Como nas fotografias de arquivo, a temporalidade se apresenta como uma das primeiras inquietações da autora. Afinal, é na partilha do tempo que as relações sociais são construídas. Impresso numa edição artesanal, "C’Est Loin Bagdad" traz fotogramas em preto e branco, incluindo uma reprodução de uma postagem escrita por Brégaint, em setembro de 2010, no perfil de Danziger no Facebook.

A devoção da poeta pelas imagens resultou no livro "Cinelândia", de 2021. A coletânea foi gestada entre novembro de 2016, depois das eleições municipais, e concluída em outubro de 2020, às vésperas de novas eleições na cidade do Rio de Janeiro. Por óbvio, a linguagem fragmentada é própria do cinema, cuja narrativa opera em sua descontinuidade.

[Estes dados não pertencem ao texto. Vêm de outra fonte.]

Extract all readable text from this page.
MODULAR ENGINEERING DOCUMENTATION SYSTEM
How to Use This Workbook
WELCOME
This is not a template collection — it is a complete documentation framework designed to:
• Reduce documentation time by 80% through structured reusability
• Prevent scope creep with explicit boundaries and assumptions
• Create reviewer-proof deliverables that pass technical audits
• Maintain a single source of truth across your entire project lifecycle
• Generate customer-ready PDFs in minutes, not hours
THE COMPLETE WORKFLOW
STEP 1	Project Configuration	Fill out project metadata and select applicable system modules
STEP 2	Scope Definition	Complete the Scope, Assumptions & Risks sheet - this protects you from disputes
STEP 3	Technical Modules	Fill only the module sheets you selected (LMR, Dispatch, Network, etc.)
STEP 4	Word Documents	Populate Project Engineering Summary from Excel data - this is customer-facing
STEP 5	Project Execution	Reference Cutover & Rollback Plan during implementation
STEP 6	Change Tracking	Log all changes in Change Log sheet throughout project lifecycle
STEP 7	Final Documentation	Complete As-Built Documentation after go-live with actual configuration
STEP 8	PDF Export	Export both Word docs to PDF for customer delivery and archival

Assim, a leitura integral do livro sugere a ideia de movimento, porque o sentido de cada unidade poética se dá na sucessão dos poemas-imagens. Como em "C’Est Loin Bagdad" ou na série "Bailinho", as fotografias contidas no livro criam instâncias para a compreensão de "Cinelândia"

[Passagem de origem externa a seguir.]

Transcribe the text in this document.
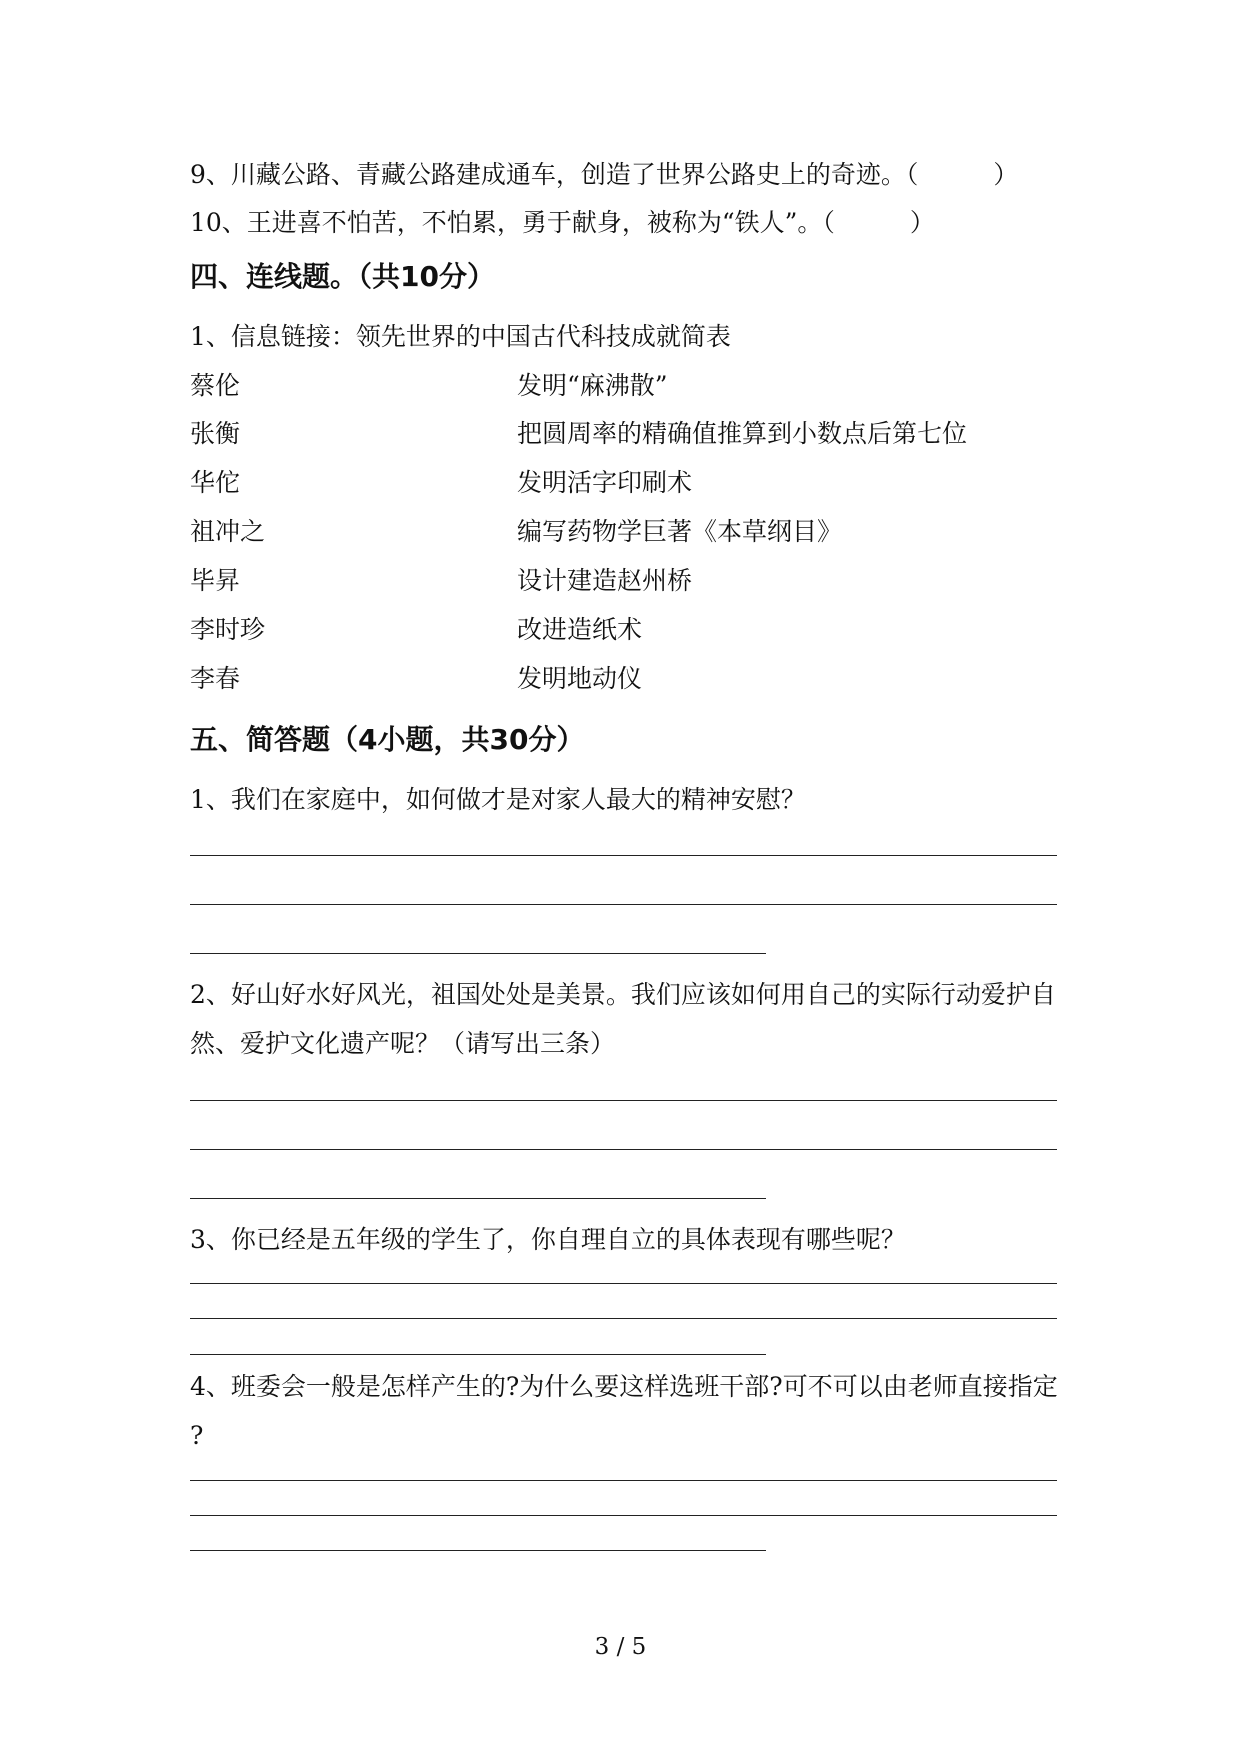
9、川藏公路、青藏公路建成通车，创造了世界公路史上的奇迹。（　　　）

10、王进喜不怕苦，不怕累，勇于献身，被称为“铁人”。（　　　）

四、连线题。（共10分）

1、信息链接：领先世界的中国古代科技成就简表

蔡伦
张衡
华佗
祖冲之
毕昇
李时珍
李春
发明“麻沸散”
把圆周率的精确值推算到小数点后第七位
发明活字印刷术
编写药物学巨著《本草纲目》
设计建造赵州桥
改进造纸术
发明地动仪
五、简答题（4小题，共30分）

1、我们在家庭中，如何做才是对家人最大的精神安慰？

2、好山好水好风光，祖国处处是美景。我们应该如何用自己的实际行动爱护自

然、爱护文化遗产呢？（请写出三条）

3、你已经是五年级的学生了，你自理自立的具体表现有哪些呢？

4、班委会一般是怎样产生的?为什么要这样选班干部?可不可以由老师直接指定

?

3 / 5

Se cada poema tem valor semântico particular, a união das composições cria a potência fílmica do livro. Algo semelhante ocorre em relação às fotos entre os poemas. As imagens legam ao leitor suas impressões, que passa a se questionar, ao término da leitura, se o objeto livro não é, ele próprio, uma obra plástica.

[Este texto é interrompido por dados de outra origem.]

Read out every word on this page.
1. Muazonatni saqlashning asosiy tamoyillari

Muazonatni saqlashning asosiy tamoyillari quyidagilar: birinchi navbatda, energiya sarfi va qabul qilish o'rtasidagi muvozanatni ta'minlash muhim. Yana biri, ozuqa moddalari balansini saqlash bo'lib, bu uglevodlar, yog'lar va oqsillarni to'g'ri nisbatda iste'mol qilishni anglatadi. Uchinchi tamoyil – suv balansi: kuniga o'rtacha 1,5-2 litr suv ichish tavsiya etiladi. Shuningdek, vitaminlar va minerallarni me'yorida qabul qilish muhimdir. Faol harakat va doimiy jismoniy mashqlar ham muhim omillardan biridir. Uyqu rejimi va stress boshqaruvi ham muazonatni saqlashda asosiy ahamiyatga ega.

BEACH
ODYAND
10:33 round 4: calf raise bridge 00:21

"Instalar uma imagem/ no ápice/ de outra imagem/ é uma definição de haicai/ ou de monumento." No poema, está contido o princípio da colagem, bem como a manifestação da arte poética da autora. Danziger vai até a Cinelândia, como é conhecida a região ao redor da praça Floriano Peixoto, no centro do Rio de Janeiro, e documenta o que se apresenta à sua visão, com um iPhone 6 Plus, objeto reproduzido na contracapa do livro.

A praça, que fica entre o Theatro Municipal e o Aterro do Flamengo, sempre foi um ponto de boemia e de manifestações de jovens de esquerda. "E se todos os panfletos,/ volantes, faixas, bandeiras/ se todos os impressos reunidos formassem uma fita de Möbius/ interminável/ que vai sendo cortada pela multidão?".

Danziger capta instantâneos, acontecimentos que se acumulam no cotidiano da praça, sempre repetindo nos poemas a palavra "Cinelândia". A região é assim chamada, porque nos anos 1920 abrigava os melhores cinemas da cidade —Cine Odeon, Pathé e Rex. Para a artista, "Cinelândia" guarda em si todo o conceito que alicerça sua obra, assim como a vida do habitante da metrópole. Ou seja, é possível encontrar Cinelândia fora da Cinelândia.

"Há Cinelândia em Copacabana/ quando em voz alta/ lembramos —/ Caruso Rian Cinema 1/ [nomes desfeitos/ em farmácias/ em Salas do Reino/ em Universais]", diz outro poema.

Dos letreiros de Copacabana às fotos do Google, as imagens produzem memória a cada instante e podem subverter o real, deixando de se parecer com algo, mas sendo só imagens —tudo o que nós temos, essa verdade corrompida.